The 2008 Great Recession was one of the biggest financial crises in U.S. history, devastating millions of families’ economic prospects worldwide, including my own.
The Great Depression of the 1930s was the most severe economic recession in the history of the industrialized world.
The one thing that both of these economic crises have in common is an ineffective Federal Reserve.
The former was caused by a massive failure by the Fed to realize the impending housing market bubble despite the advice of several experts. The latter was exacerbated by a Federal Reserve that, post-stock market crash, required banks to keep more money in reserve rather than lower the reserve requirement, which is now the established norm for high-deflation events.
Federal economic policies should be set by market forces, not a central authority that often seems to have little to no idea what they are doing when times of actual crisis come.
But how can we remedy the wholly lackluster performance brought forward by the Fed?
Blockchains are one way to bring more power into the hands of the people and create a more robust, quick-acting system.
Blockchain technology allows a record of any type to be stored throughout a network of independent computers. It’s what enables cryptocurrencies to exist.
The technology has come very far in its 12 years of existence, and there lies a promising future in a system where power is distributed directly to the people rather than to middlemen — such as governments or Federal Reserve chairpeople — that may not act according to our interests.
Though we cannot know for certain, blockchain technology has boundless potential to not only increase government transparency, but fight corruption itself and strengthen our democracy.
According to Carlos Santiso of the Stanford Social Innovation Review, blockchain technology can strengthen accountability in not only the Federal Reserve but in other facets of the government “by leveraging a shared and distributed database of ledgers [which] eliminates the need for intermediaries, cutting red-tape and reducing discretionally.”
In other words, the public nature of a blockchain — which is essentially a fancy record-keeper — means that government agencies will be more easily held accountable.
The most salient and seemingly “easiest” solution to the Federal Reserve problem would be to abolish or curtail the Federal Reserve, as former Republican Congressman Ron Paul argues.
But this may cause more harm than good. According to Princeton University economist Alan Blinder, the Federal Reserve’s independence produces less inflation and superior macroeconomic performance.
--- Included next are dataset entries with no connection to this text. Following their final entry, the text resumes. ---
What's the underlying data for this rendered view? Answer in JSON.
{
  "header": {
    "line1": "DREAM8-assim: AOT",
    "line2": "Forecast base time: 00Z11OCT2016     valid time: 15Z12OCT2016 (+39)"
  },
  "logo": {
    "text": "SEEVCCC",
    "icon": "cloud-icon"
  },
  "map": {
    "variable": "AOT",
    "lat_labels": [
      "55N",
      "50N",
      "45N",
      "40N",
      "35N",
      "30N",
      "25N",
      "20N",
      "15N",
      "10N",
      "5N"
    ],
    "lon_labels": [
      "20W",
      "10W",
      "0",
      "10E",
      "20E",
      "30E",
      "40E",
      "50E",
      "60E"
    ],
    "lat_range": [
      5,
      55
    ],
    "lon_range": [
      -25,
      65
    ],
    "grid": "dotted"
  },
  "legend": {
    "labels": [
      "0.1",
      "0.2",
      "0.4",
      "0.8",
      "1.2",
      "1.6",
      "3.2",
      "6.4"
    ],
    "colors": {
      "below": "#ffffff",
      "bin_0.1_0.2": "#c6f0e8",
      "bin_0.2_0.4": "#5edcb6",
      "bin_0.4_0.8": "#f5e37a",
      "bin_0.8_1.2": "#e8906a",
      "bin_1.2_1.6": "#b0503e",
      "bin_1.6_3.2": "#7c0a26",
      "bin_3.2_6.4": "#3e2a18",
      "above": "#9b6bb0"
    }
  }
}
The more permanent solution we can fight for is to embrace a middleman-less future. A future where it is not politicians that say they act on our behalf, but instead an amalgamation of everyone’s views through blockchain technology to create a truly democratic system. A future where banks do not have control over our hard-earned money, but we do. A blockchain-based future.
However, there stand some points of argument against a blockchain-based future.
In an article for the Atlantic, Ian Bogost writes that “more computing power means more energy cost to run and cool the machines, which requires more capital and physical infrastructure to support. Those rising costs inspire centralization.”
He says this because of the nature of a proof-of-work blockchain, like Bitcoin’s, where computers are doing thousands of complex math problems that require an amount of electricity that increases marginally with each block added to the blockchain.
Because voting power in the blockchain is based on the amount of work one can do, someone with access to a lot of capital and infrastructure could potentially take majority control over a PoW blockchain.
What he says could be true for proof-of-work blockchains like Bitcoin, but Bogost’s argument doesn’t hold water when talking about proof-of-stake blockchains such as Ethereum, the 2nd largest blockchain by market capitalization, where voting power on the blockchain is no longer held by those who can provide the most computing power but instead spread equally.
Though the Fed continues to provide some value in reducing volatility and better macroeconomic performance, how far are we willing to trust a system governed by a regulatory body that remains intransparent and insufficiently audited?
The Federal Reserve has shown itself to be unable to make the correct decisions when we need them to. Blockchain is the future, and we can either watch the Fed continue to botch its responsibilities or force it to adapt to a decentralized future.